The winner take all approach you see in the American or British system *can't* work in Europe. Imagine 20-25% of the EU's population winning a single election, refusing to compromise with everyone else and acting with carte blanche authority to redefine the entire continent. That wouldn't just leave a few regions out of the loop but entire nations. The EU has been crafted to prevent that from ever happening.

Also bear in mind that the EU dominates countries that aren't in the EU (Switzerland and Turkey and a host of others). There's a lot of compromise and consensus building going on all the time with a very diverse set of nations and increasingly Africa is coming into the mix (yes very messy).

The most important decision making body in the EU are the 28 Prime Ministers. These people aren't appointed by EU bureaucrats, they are the elected head of state of their respective nations. There isn't a body of decision makers above them. This is why I have little patience with people who bleat about undemocratic decisions that the EU has imposed on them. Yes your Prime Minister didn't get a veto on how veggie burgers are packaged and labelled but yes they do have a veto on what is arguably The Most Important Stuff.

People bleat about evil bureaucrats. In my experience most bureaucrats are hard working, dedicated, passionate, under paid and unappreciated. It's the people using them as scapegoats that you have to watch out for. Bureaucratic nightmares exist but they more often than not they originated in the political process.

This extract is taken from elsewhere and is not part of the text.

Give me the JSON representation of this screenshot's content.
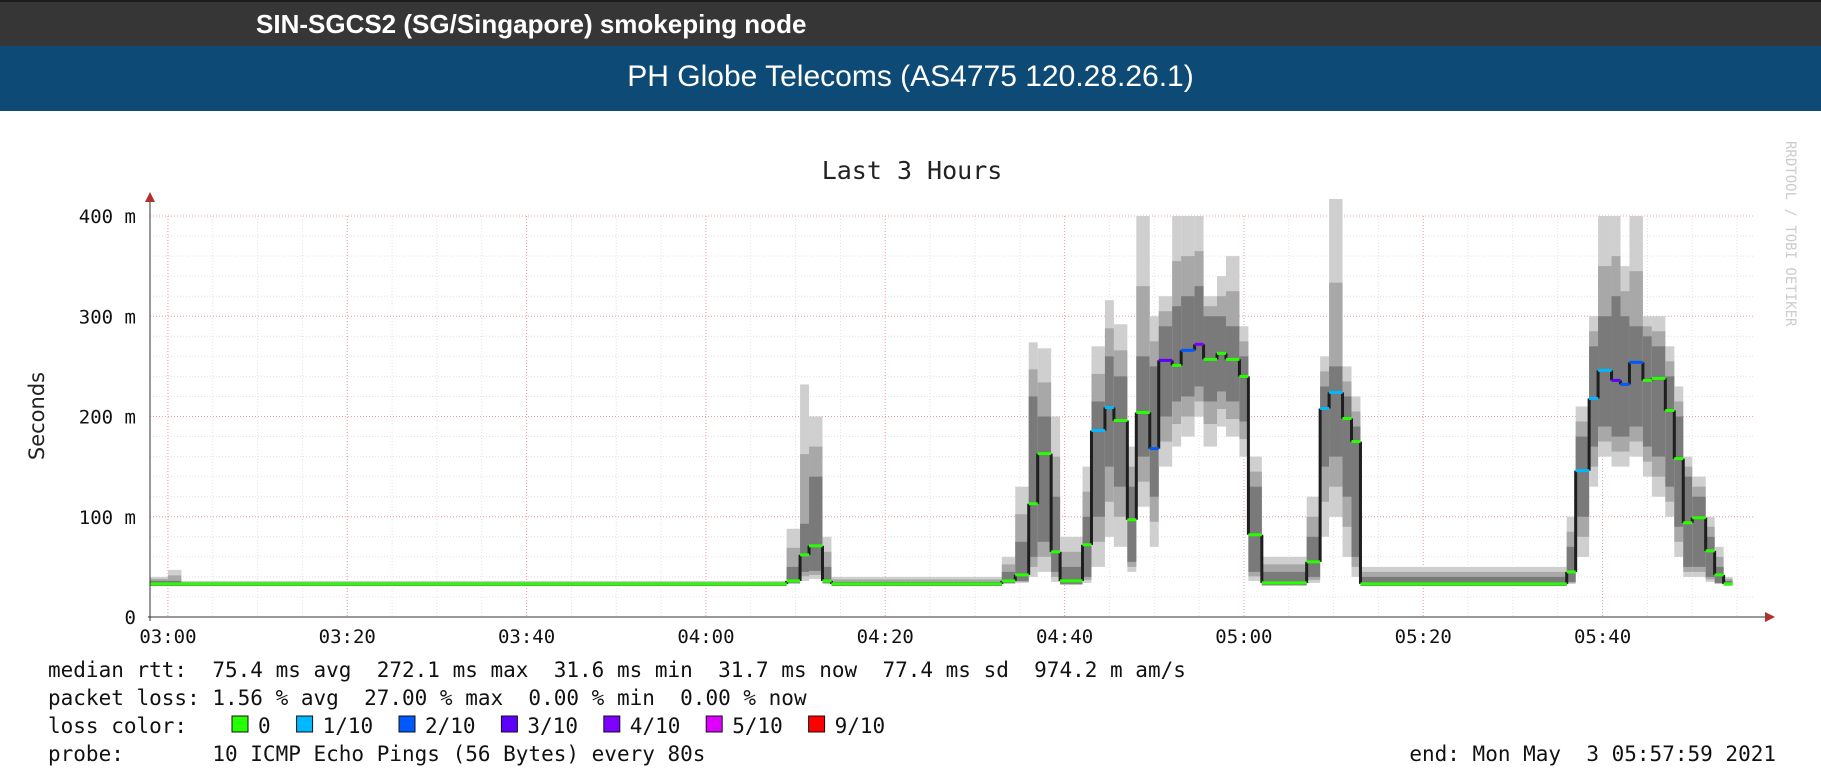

Lastly about Brexit. Brexit isn't about the EU or the UK's relationship with Europe. Brexit is the UK undergoing a crisis internal to itself. Perhaps the biggest irony of Brexit (it's a crowded field) is that it's making UK politics more European in nature. The biggest democratic deficit on display is in Westminster where 100,000 people are about to decide who the next head of state is. This is an untenable position.

PS A little known fact about the conservative party. Most of their donations come from the estates of deceased supporters. They are quite literally a zombie party.






Dale Carrico said...

I appreciate all this, thank you for it, it's helpful -- especially generous inasmuch as this is coming on the heels of a rather ill-considered post in what feels like another world by now!